Other treatments that can help manage HIV-associated dementia include:
- Counseling in regard to alcoholism or drug addiction
- Prescription of antidepressants, anti-anxiety drugs, and brain stimulants
- Lifestyle modification (Exercise, strict routines, environment changes)
- Supportive measures like safety precautions and activity restrictions and limitations
- Encouraging mental exercises like crossword puzzles, scrabble, mind games, and reading
- Socialization, especially to the patient’s closest social circle
Can HIV associated dementia be prevented?
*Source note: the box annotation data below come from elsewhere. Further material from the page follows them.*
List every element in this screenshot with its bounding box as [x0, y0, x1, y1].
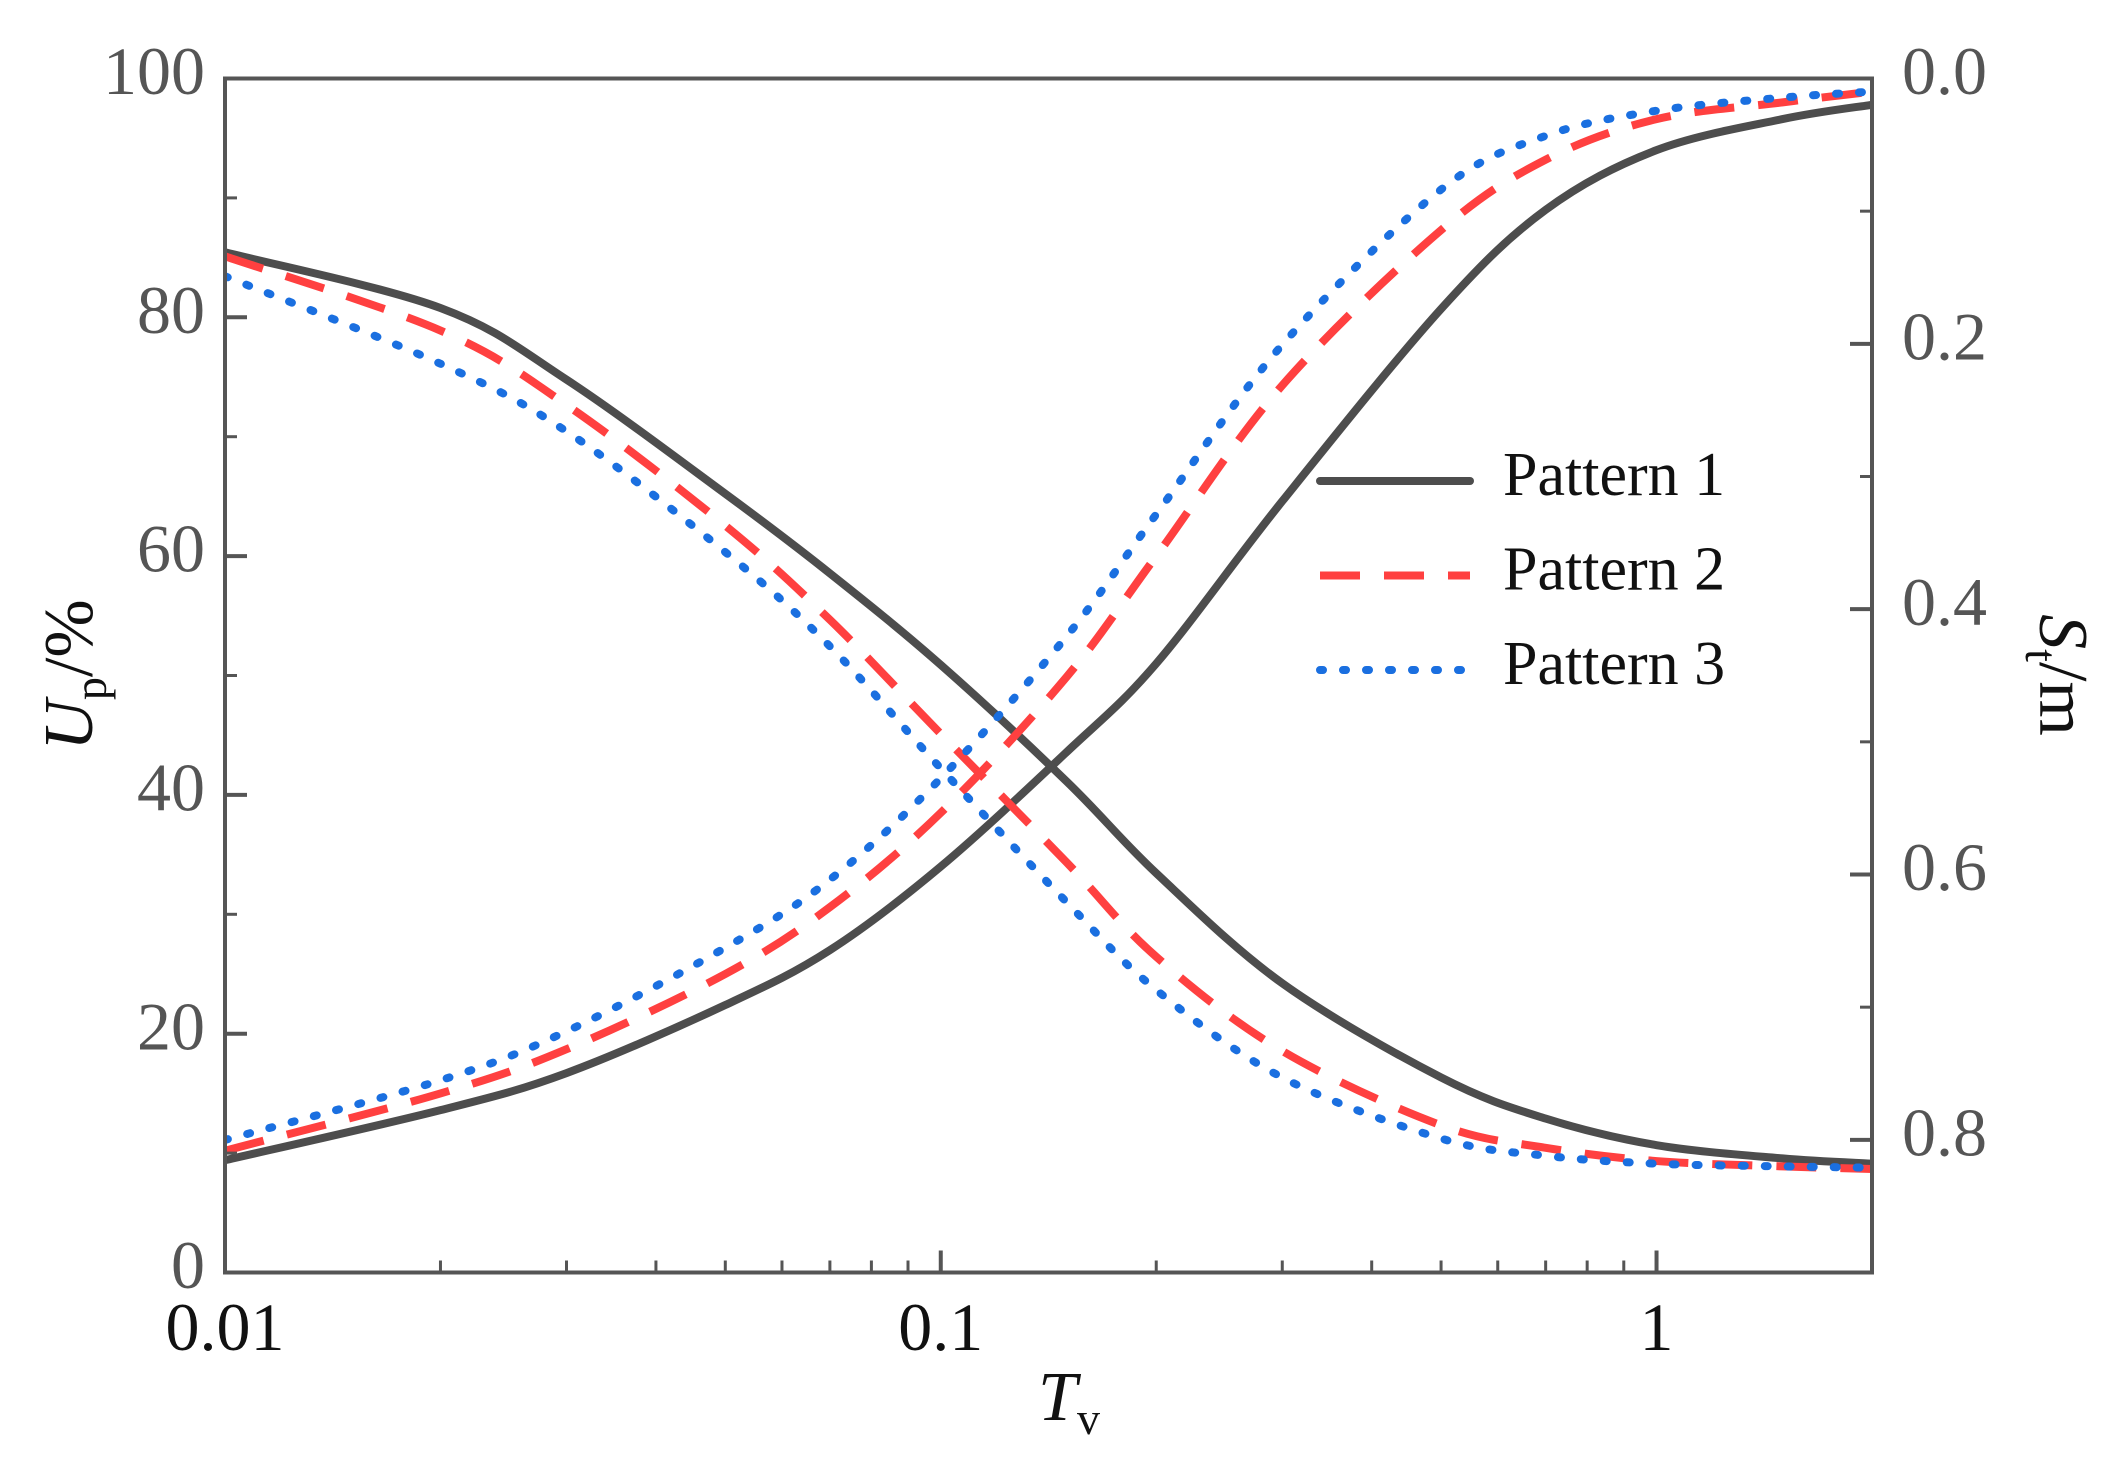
y-tick-label: 0 [171, 1227, 205, 1303]
up-line [225, 87, 1872, 1144]
y2-tick-label: 0.2 [1902, 298, 1987, 374]
y-tick-label: 60 [137, 511, 205, 587]
y2-label-main: S [2024, 614, 2101, 649]
x-tick-label: 0.1 [898, 1289, 983, 1365]
x-axis-label: Tv [1038, 1359, 1100, 1444]
st-line [225, 248, 1872, 1168]
st-line [225, 272, 1872, 1172]
y-label-sub: p [65, 677, 116, 700]
y2-label-sub: t [2016, 649, 2067, 662]
st-line [225, 252, 1872, 1174]
y-tick-label: 100 [103, 33, 205, 109]
y-tick-label: 20 [137, 988, 205, 1064]
up-line [225, 87, 1872, 1155]
legend-label: Pattern 2 [1503, 536, 1725, 604]
y-label-main: U [31, 696, 108, 751]
y2-tick-label: 0.8 [1902, 1094, 1987, 1170]
y2-tick-label: 0.6 [1902, 829, 1987, 905]
x-tick-label: 0.01 [166, 1289, 285, 1365]
legend-label: Pattern 3 [1503, 630, 1725, 698]
legend-label: Pattern 1 [1503, 441, 1725, 509]
y-axis-label: Up/% [31, 599, 116, 750]
y-tick-label: 40 [137, 750, 205, 826]
x-tick-label: 1 [1640, 1289, 1674, 1365]
y2-label-unit: /m [2024, 662, 2101, 736]
y-tick-label: 80 [137, 272, 205, 348]
x-label-sub: v [1077, 1393, 1100, 1444]
up-line [225, 100, 1872, 1165]
y2-tick-label: 0.0 [1902, 33, 1987, 109]
y2-tick-label: 0.4 [1902, 564, 1987, 640]
y2-axis-label: St/m [2016, 614, 2101, 736]
x-label-main: T [1038, 1359, 1082, 1436]
y-label-unit: /% [31, 599, 108, 677]
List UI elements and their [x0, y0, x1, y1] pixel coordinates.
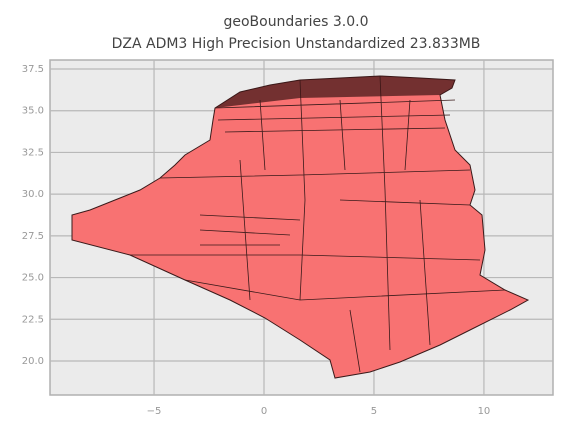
country-map: [71, 75, 530, 379]
x-tick-label: 10: [478, 406, 491, 417]
y-tick-label: 37.5: [22, 64, 44, 75]
y-tick-label: 30.0: [22, 189, 44, 200]
dense-districts: [215, 76, 455, 108]
x-tick-label: 0: [261, 406, 267, 417]
chart-subtitle: DZA ADM3 High Precision Unstandardized 2…: [112, 36, 481, 52]
chart-title: geoBoundaries 3.0.0: [223, 14, 368, 30]
y-tick-label: 35.0: [22, 106, 44, 117]
x-tick-label: 5: [371, 406, 377, 417]
y-tick-label: 27.5: [22, 231, 44, 242]
y-tick-label: 22.5: [22, 314, 44, 325]
x-tick-label: −5: [147, 406, 162, 417]
y-tick-label: 20.0: [22, 356, 44, 367]
y-tick-label: 25.0: [22, 273, 44, 284]
y-tick-label: 32.5: [22, 147, 44, 158]
district-borders: [130, 75, 506, 373]
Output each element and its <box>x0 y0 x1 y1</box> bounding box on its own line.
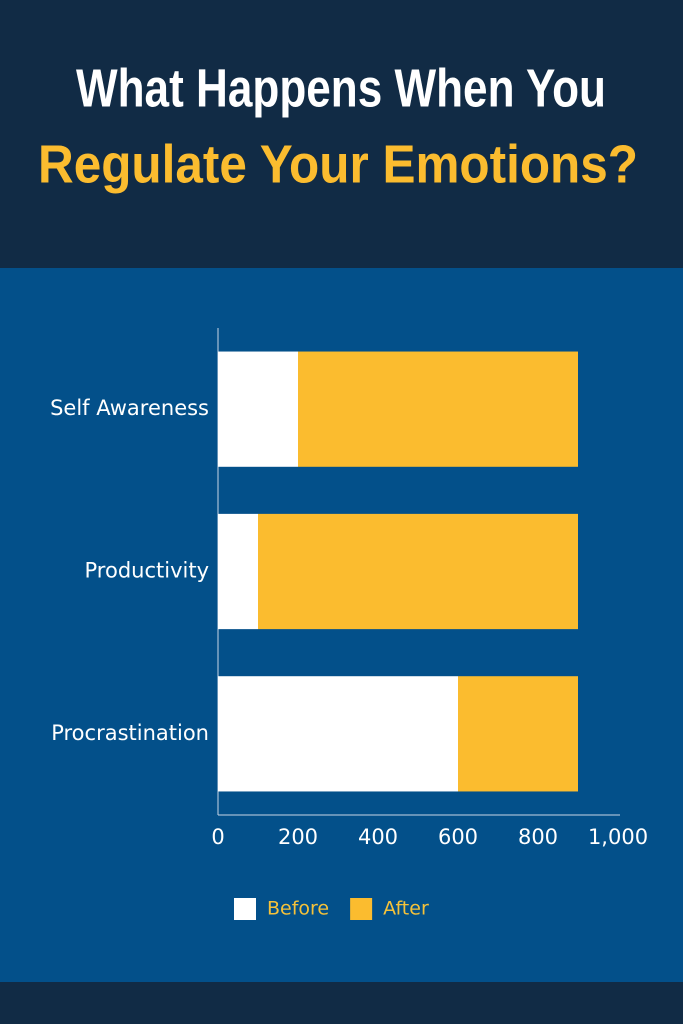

Because HIV can target any part of the body, there is no way to know which part will be affected and when. What doctors do is to manage the HIV itself so that if it already affects one part of the body, it can be contained to that part alone and spread is prevented. So, just to answer the question, if the brain is not yet affected by HIV, aggressive HIV treatments like highly active antiretroviral therapy (HAART) can prevent dementia from developing. But if the brain is already affected, doctors can only manage the severity and growth of HIV.
Prognosis of dementia in HIV patients
This can have two possible outlooks. For patients who were diagnosed early with HIV, chances of developing severe dementia are slim. However, if the virus gets detected late in its development and the patient no longer responds to antiretroviral medications, the prognosis is poor for both HIV infection and its associated dementia. It can even progress to the point where the patient is no longer capable of caring for himself.